Elbasyouni Amel, Kyama Mutinda C, El-Shemy Hany A, Mwitari Peter G
Molecular Biology and Biotechnology Program, Pan African University Institute for Basic Sciences, Technology & Innovation (PAUSTI), Nairobi, Kenya.
Department of Medical Laboratory Science, College of Health Sciences, Jomo Kenyatta University of Agriculture and Technology, Nairobi, Kenya.
PLoS One. 2025 May 30;20(5):e0323680. doi: 10.1371/journal.pone.0323680. eCollection 2025.
Cervical cancer remains one of the leading causes of cancer-related mortality among women worldwide, particularly in low- and middle-income countries, highlighting the need for improved strategies in treatment and management. This study aimed to investigate the anti-cervical cancer potential and molecular mechanisms of Solanecio mannii (S. mannii) aqueous extract using a "multi-compound, multi-target, multi-pathway" approach, integrating both computational and experimental methods. The metabolomics profile of the extract was analysed, and its selective cytotoxicity was assessed against human cervical cancer cell lines (HeLa cells) using the CCK8 assay. A network pharmacology approach identified potential molecular targets and pathways, which was complemented by molecular docking and dynamic simulation. The expression levels of key targets were validated experimentally using quantitative real-time polymerase chain reaction. Additionally, the extract's effects on apoptosis, autophagy, and cell cycle progression were studied experimentally. The aqueous roots extract exhibited selective cytotoxicity against HeLa cells with an IC50 of 12.53 ± 4.983 μg/ml. The network pharmacology analysis identified 25 drug-like compounds targeting 493 unique cervical cancer-associated proteins, forming a protein-protein interaction network of 465 nodes and 2230 edges, and implicated in 178 enriched KEGG pathways. Key targets, including NFΚB1, PIK3CA, HIF1A, STAT3, HSP90AA1, HSP90AB1, PPARG, and ESR1 were experimentally downregulated. Furthermore, S. mannii aqueous roots extract triggered apoptosis through endoplasmic reticulum stress, DNA damage, and activation of the non-transcriptional, P53-mediated mitochondrial apoptotic pathway. Additionally, the extract inhibited hypoxia and autophagy, and induced cell cycle arrest at the G2/M phase, even in the presence of oncogenic HPV proteins (E6 and E7). In conclusion, Solanecio mannii aqueous roots extract demonstrates a "multi-compound, multi-target, multi-pathway" molecular mechanism against cervical cancer.

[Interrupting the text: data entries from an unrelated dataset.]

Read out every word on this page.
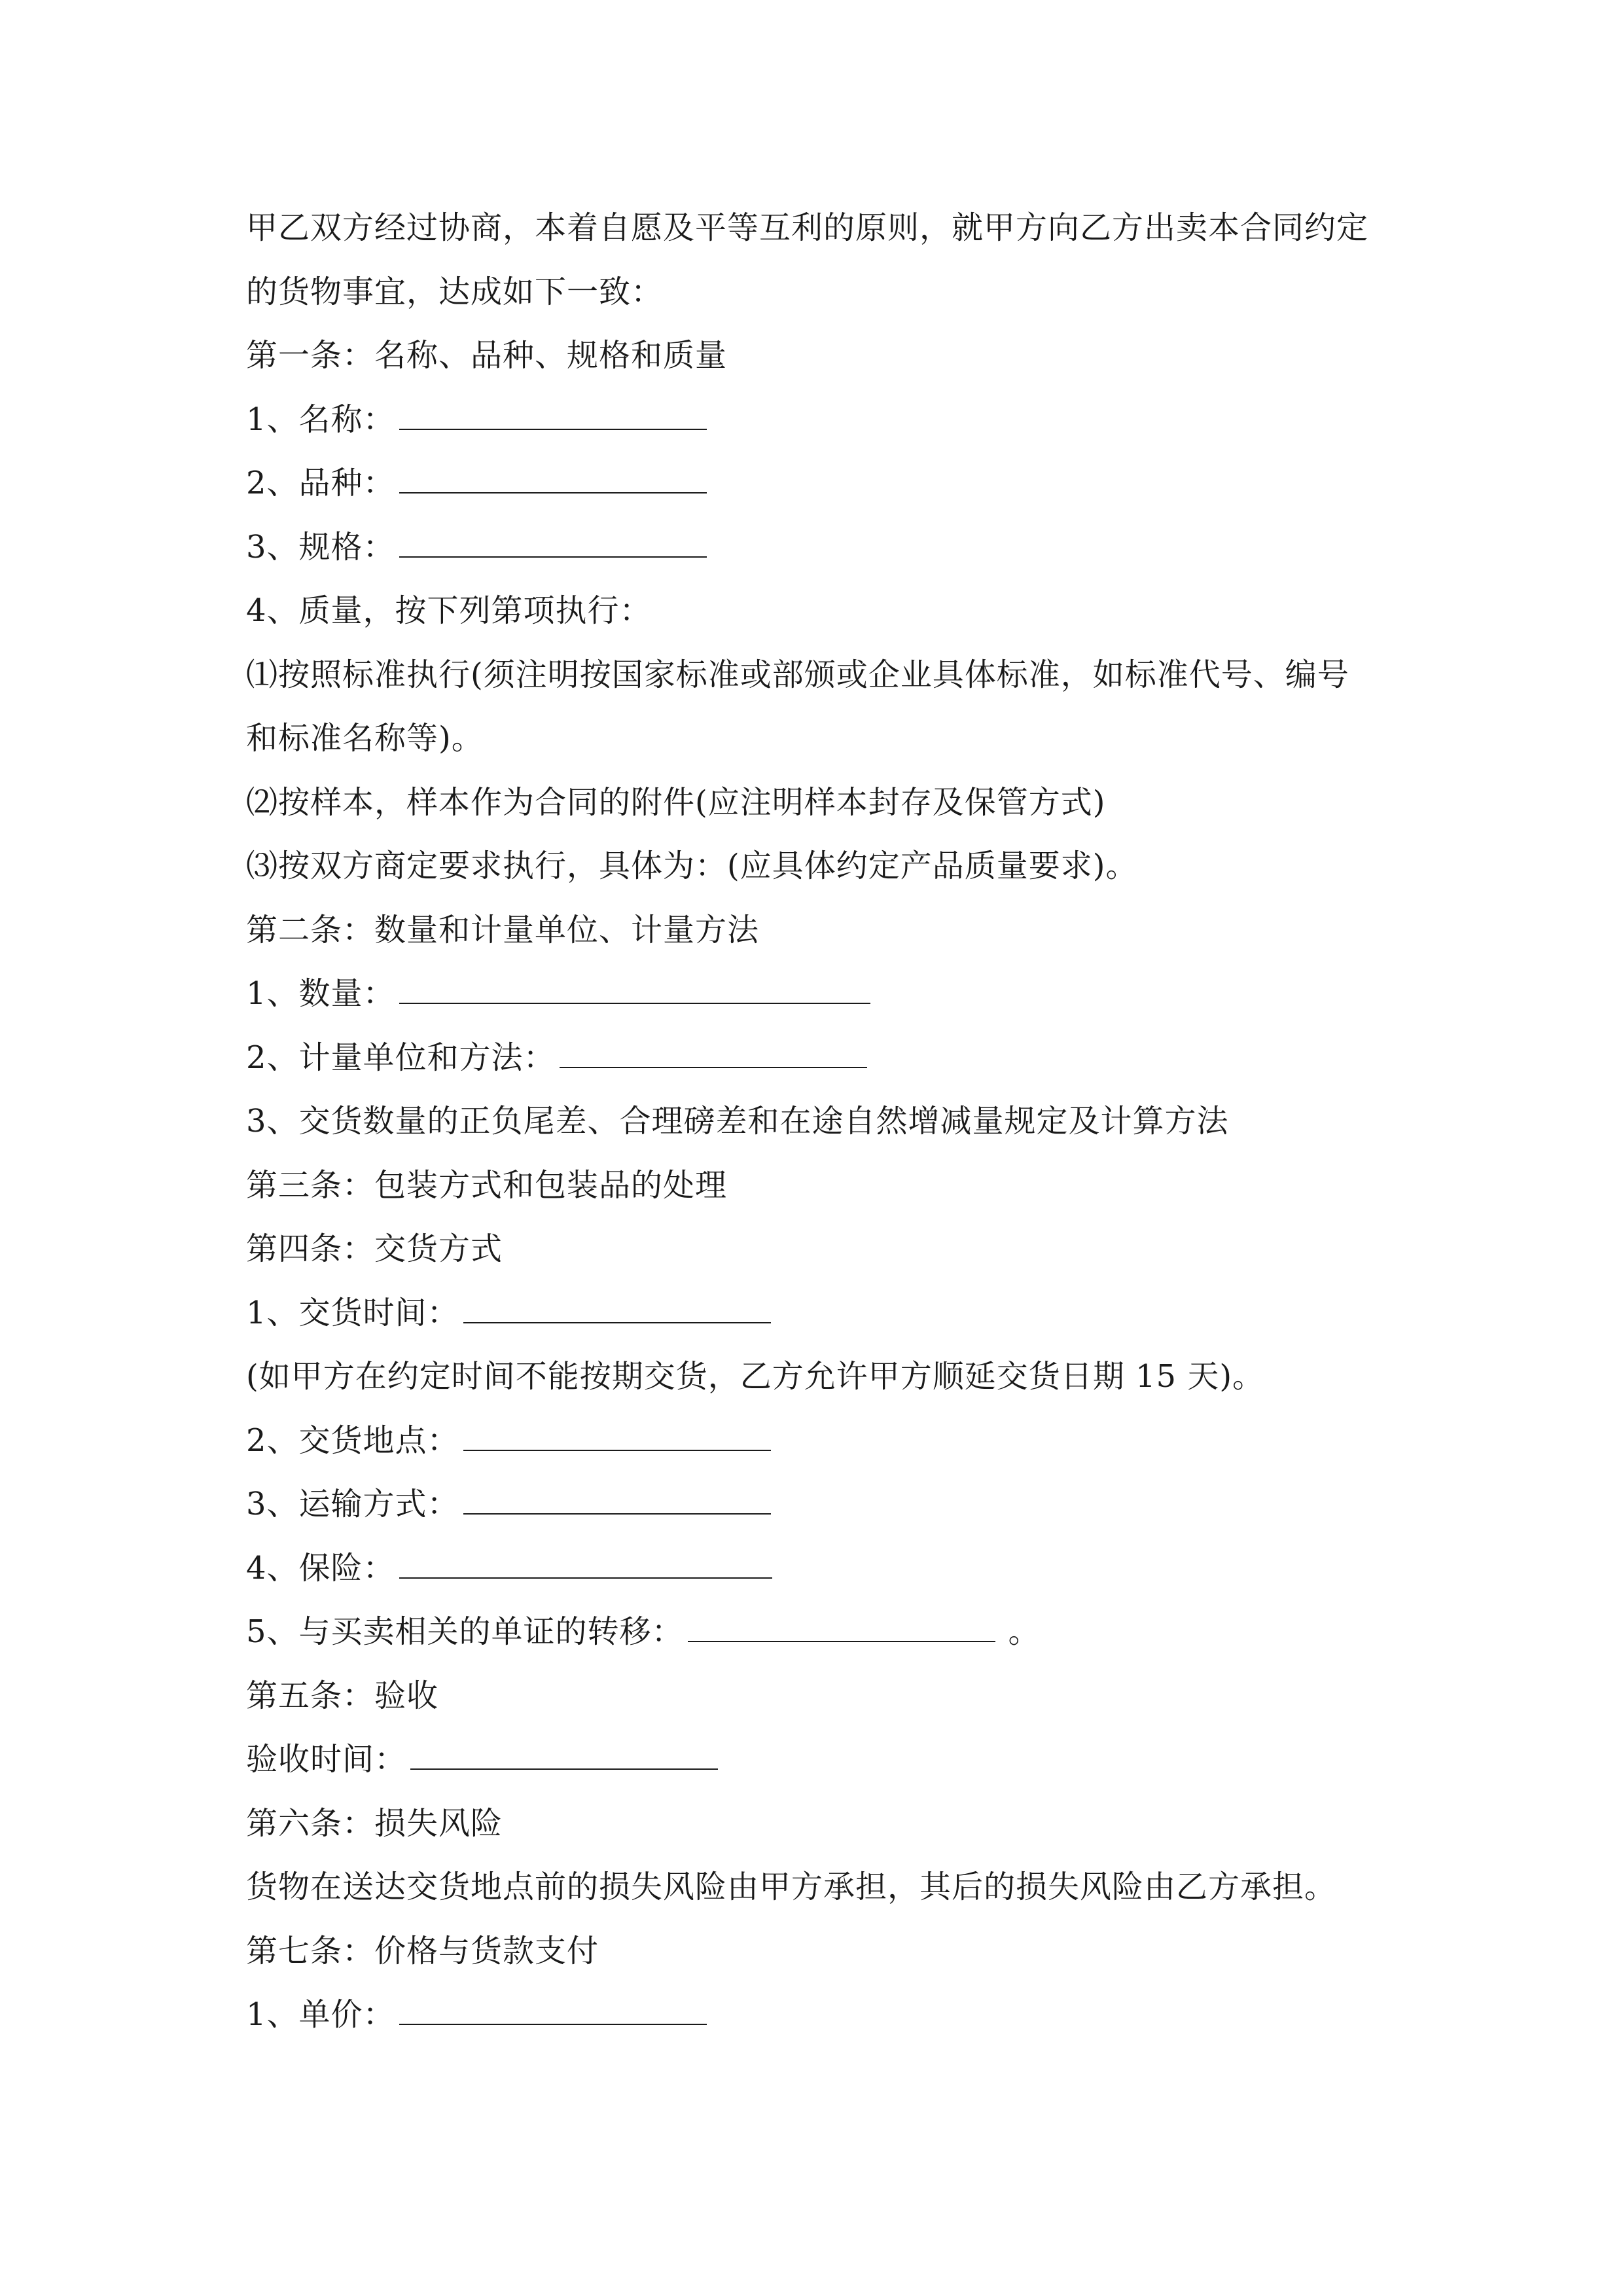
甲乙双方经过协商，本着自愿及平等互利的原则，就甲方向乙方出卖本合同约定
的货物事宜，达成如下一致：
第一条：名称、品种、规格和质量
1、名称：
2、品种：
3、规格：
4、质量，按下列第项执行：
⑴按照标准执行(须注明按国家标准或部颁或企业具体标准，如标准代号、编号
和标准名称等)。
⑵按样本，样本作为合同的附件(应注明样本封存及保管方式)
⑶按双方商定要求执行，具体为：(应具体约定产品质量要求)。
第二条：数量和计量单位、计量方法
1、数量：
2、计量单位和方法：
3、交货数量的正负尾差、合理磅差和在途自然增减量规定及计算方法
第三条：包装方式和包装品的处理
第四条：交货方式
1、交货时间：
(如甲方在约定时间不能按期交货，乙方允许甲方顺延交货日期 15 天)。
2、交货地点：
3、运输方式：
4、保险：
5、与买卖相关的单证的转移：	。
第五条：验收
验收时间：
第六条：损失风险
货物在送达交货地点前的损失风险由甲方承担，其后的损失风险由乙方承担。
第七条：价格与货款支付
1、单价：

宫颈癌仍然是全球女性癌症相关死亡的主要原因之一,在低收入和中等收入国家尤为突出,这凸显了改进治疗和管理策略的必要性。本研究旨在采用“多化合物、多靶点、多途径”方法,综合计算和实验方法,研究曼氏千里光(Solanecio mannii)水提取物的抗宫颈癌潜力和分子机制。分析了提取物的代谢组学特征,并使用CCK8测定法评估了其对人宫颈癌细胞系(HeLa细胞)的选择性细胞毒性。网络药理学方法确定了潜在的分子靶点和途径,并通过分子对接和动态模拟进行了补充。使用定量实时聚合酶链反应对关键靶点的表达水平进行了实验验证。此外,还通过实验研究了提取物对细胞凋亡、自噬和细胞周期进程的影响。水根提取物对HeLa细胞表现出选择性细胞毒性,IC50为12.53±4.983μg/ml。网络药理学分析确定了25种类药物化合物,靶向493种独特的宫颈癌相关蛋白,形成了一个由465个节点和2230条边组成的蛋白质-蛋白质相互作用网络,并涉及178条富集的KEGG途径。包括NFΚB1、PIK3CA、HIF1A、STAT3、HSP90AA1、HSP90AB1、PPARG和ESR1在内的关键靶点在实验中被下调。此外,曼氏千里光水根提取物通过内质网应激、DNA损伤和非转录性、P53介导的线粒体凋亡途径的激活引发细胞凋亡。此外,该提取物抑制缺氧和自噬,并诱导细胞周期停滞在G2/M期,即使在存在致癌性HPV蛋白(E6和E7)的情况下也是如此。总之,曼氏千里光水根提取物展示了一种针对宫颈癌的“多化合物、多靶点、多途径”分子机制。